What are your views on the proposed expansion of BRIC. My second question pertains to what is the relevance of G8 when G20 is the leading forum?
As far as BRIC is concerned we are members of the group. We would like the BRIC countries to consult with each other on all the issues which have bearing on the global economic management and as far as expansion of its membership is concerned that’s a matter that is to be discussed by the members themselves. It is not proper for me to make any public comment.
As far as G8 is concerned, I think it is for G8 countries to decide. But as far as G20 is concerned it has been agreed that this will be the premier forum for discussion of the international economic issues and I talked to Canadian Prime Minister who said that here after the G8 will probably deal with security issues much more vigorously than it has been doing thus far in the past.
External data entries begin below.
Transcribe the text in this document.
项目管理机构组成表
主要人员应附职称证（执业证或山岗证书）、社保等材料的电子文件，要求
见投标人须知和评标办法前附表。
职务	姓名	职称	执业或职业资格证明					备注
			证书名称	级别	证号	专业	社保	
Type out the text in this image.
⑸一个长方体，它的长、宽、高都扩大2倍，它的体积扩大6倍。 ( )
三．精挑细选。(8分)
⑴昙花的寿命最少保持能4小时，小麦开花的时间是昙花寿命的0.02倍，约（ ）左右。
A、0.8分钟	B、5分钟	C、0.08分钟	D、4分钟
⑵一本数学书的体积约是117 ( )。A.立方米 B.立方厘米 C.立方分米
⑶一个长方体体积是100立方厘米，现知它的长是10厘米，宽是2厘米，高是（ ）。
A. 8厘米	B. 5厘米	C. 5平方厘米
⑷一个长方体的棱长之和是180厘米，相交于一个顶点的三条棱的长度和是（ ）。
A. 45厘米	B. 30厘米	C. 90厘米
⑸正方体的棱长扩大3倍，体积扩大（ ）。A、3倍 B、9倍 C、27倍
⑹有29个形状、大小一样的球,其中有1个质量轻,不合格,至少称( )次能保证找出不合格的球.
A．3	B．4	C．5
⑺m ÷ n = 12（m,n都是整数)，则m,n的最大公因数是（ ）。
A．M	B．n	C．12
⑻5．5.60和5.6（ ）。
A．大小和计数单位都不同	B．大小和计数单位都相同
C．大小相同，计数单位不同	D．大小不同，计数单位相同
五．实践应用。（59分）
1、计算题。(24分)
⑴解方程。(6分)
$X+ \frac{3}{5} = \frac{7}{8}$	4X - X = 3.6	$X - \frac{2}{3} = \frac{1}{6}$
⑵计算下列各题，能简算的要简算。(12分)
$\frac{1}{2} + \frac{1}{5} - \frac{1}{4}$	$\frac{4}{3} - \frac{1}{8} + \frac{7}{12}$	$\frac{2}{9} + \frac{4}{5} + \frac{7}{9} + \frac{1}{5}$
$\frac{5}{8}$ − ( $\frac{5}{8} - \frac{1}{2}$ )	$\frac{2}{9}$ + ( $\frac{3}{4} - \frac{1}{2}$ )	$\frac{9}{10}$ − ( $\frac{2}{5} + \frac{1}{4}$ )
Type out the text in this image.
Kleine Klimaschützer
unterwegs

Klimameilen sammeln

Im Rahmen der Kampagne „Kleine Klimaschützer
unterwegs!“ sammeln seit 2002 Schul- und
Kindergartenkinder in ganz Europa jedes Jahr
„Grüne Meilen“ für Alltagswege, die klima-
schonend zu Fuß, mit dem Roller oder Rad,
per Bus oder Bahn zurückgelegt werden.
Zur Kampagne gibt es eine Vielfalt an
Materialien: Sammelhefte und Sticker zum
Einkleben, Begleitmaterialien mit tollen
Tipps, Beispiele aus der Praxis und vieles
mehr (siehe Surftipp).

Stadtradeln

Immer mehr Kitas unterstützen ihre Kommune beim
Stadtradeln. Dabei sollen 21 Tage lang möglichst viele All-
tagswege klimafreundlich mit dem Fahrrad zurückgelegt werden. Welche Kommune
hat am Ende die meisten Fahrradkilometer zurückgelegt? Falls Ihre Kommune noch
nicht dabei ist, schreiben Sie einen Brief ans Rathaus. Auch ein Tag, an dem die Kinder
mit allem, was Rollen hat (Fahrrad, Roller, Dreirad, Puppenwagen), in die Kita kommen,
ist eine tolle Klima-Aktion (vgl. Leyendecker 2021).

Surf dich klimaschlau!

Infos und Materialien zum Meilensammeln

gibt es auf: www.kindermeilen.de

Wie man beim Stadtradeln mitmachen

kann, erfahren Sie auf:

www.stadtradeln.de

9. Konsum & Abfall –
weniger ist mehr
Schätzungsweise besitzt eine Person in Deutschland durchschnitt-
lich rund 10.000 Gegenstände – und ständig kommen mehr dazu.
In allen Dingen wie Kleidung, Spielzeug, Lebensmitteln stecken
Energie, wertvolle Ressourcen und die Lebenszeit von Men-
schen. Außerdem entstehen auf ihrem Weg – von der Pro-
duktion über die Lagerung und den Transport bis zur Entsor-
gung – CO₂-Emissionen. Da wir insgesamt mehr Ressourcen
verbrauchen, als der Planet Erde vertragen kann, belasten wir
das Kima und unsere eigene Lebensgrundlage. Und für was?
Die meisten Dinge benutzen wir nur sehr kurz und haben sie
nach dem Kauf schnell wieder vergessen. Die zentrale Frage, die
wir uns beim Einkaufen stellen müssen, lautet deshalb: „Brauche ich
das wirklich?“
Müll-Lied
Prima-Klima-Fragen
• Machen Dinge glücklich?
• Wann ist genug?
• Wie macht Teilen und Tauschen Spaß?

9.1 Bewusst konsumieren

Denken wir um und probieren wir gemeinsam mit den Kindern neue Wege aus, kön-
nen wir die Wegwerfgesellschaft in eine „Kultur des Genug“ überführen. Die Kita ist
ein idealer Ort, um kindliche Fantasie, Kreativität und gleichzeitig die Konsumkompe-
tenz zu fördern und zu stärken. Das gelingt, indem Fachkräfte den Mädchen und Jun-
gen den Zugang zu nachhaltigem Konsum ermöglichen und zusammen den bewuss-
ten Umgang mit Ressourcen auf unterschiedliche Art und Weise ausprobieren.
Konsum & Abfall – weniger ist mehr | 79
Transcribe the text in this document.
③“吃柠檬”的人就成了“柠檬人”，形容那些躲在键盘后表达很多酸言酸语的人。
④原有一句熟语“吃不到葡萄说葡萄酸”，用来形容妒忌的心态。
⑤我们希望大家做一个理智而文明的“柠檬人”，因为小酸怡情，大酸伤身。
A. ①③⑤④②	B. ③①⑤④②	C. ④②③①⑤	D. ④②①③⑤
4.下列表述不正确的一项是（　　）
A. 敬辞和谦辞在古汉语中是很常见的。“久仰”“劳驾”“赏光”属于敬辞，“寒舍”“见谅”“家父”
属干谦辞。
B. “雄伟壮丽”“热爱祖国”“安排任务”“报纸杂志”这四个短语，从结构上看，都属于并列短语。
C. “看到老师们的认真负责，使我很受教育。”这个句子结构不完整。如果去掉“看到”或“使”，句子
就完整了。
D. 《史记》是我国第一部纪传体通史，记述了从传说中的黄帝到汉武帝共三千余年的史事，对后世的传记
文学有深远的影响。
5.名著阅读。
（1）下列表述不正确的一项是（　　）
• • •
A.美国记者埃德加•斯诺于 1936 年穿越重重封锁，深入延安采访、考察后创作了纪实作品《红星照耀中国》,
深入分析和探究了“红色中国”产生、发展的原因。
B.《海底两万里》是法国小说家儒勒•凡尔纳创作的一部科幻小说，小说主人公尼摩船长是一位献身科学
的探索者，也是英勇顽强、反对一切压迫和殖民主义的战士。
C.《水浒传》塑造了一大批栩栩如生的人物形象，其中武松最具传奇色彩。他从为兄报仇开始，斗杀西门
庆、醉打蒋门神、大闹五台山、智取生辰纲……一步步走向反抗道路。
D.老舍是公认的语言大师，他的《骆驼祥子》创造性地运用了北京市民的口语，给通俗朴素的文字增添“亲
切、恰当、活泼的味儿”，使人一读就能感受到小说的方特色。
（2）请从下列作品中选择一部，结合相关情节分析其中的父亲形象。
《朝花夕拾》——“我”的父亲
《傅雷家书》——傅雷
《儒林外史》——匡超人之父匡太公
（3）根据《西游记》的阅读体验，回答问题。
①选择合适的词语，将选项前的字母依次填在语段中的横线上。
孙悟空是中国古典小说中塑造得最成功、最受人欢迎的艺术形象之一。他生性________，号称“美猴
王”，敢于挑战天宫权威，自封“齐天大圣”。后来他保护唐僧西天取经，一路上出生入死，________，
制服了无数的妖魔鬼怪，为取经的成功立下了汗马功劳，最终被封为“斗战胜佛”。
What are the plans for President Obama’s visit to India?
Our relations with the US are very good- as discussed with President Obama yesterday the preparations for his visit. We have a really ambitious agenda. He will be sending his National Security Adviser in the second week of July. He will meet our National Security Adviser Shiv Shankar Menon and they will chalk out the agenda for President Obama’s visit. We look forward to a very successful visit of President Obama and so does the President.

Opposition to fuel price hike is mounting in India and even your alliance partners are concerned. Your take on this issue?
Well I read about the intentions of the opposition in the Press. I have not talked to anyone myself , nor I have been briefed by our political establishment What I am considering is that what we have done by way of adjusting the petroleum prices is that people of India would appreciate the compulsions, which have compelled us to undertake this measure. And our people are wise enough to understand that excessive populism should not be allowed to derail the progress our country is making, and for which it is winning kudos internationally as well.

In your talks with President Obama, did you take up the issue of supply of Chinese reactors to Pakistan? Would there be a cabinet expansion during the monsoon session?
About your first question on my discussions with President Obama, it was essentially a discussion to explore the agenda of President Obama’s visit to India later this year in the month of November. So I did not have the time to dwell on the issues that you have raised.
And as far as the monsoon session and cabinet reshuffle is concerned, I think that Press Conferences are not the appropriate places to announce Cabinet changes. When they are made, you will hear about it.

Industrial disasters impacting on climate have also plagued US. Given the aftermath of the Bhopal tragedy, did you take up the issue of extradition of Warren Anderson with the US side?
Well, we are where we stand. We will try to ensure that US Government takes a more favourable attitude towards extradition. But we have not approached them yet. I did not raise this issue in my discussions with President Obama. We will cross the bridge when we come to it.

On the Bhopal Gas tragedy issue, isn’t there a collective failure on all parts, the government, political establishment and the judiciary?
What we propose to do has been made clear by the GOM, whose report has been endorsed by the Cabinet. It is a fact, it is true that our judicial processes are time consuming , that it should have taken 25 years before the case could be decided is something that we have to reflect about and the inadequacies of our judicial system.

Don’t you think that the Congress establishment should come clean on who was responsible for letting Anderson go? What is the reality of the issue?
What is the reality, we are not hiding anything. I think the GOM has looked at records. There is nothing that they have come across by way of the definite findings as to who took the decision. Those records are not available now.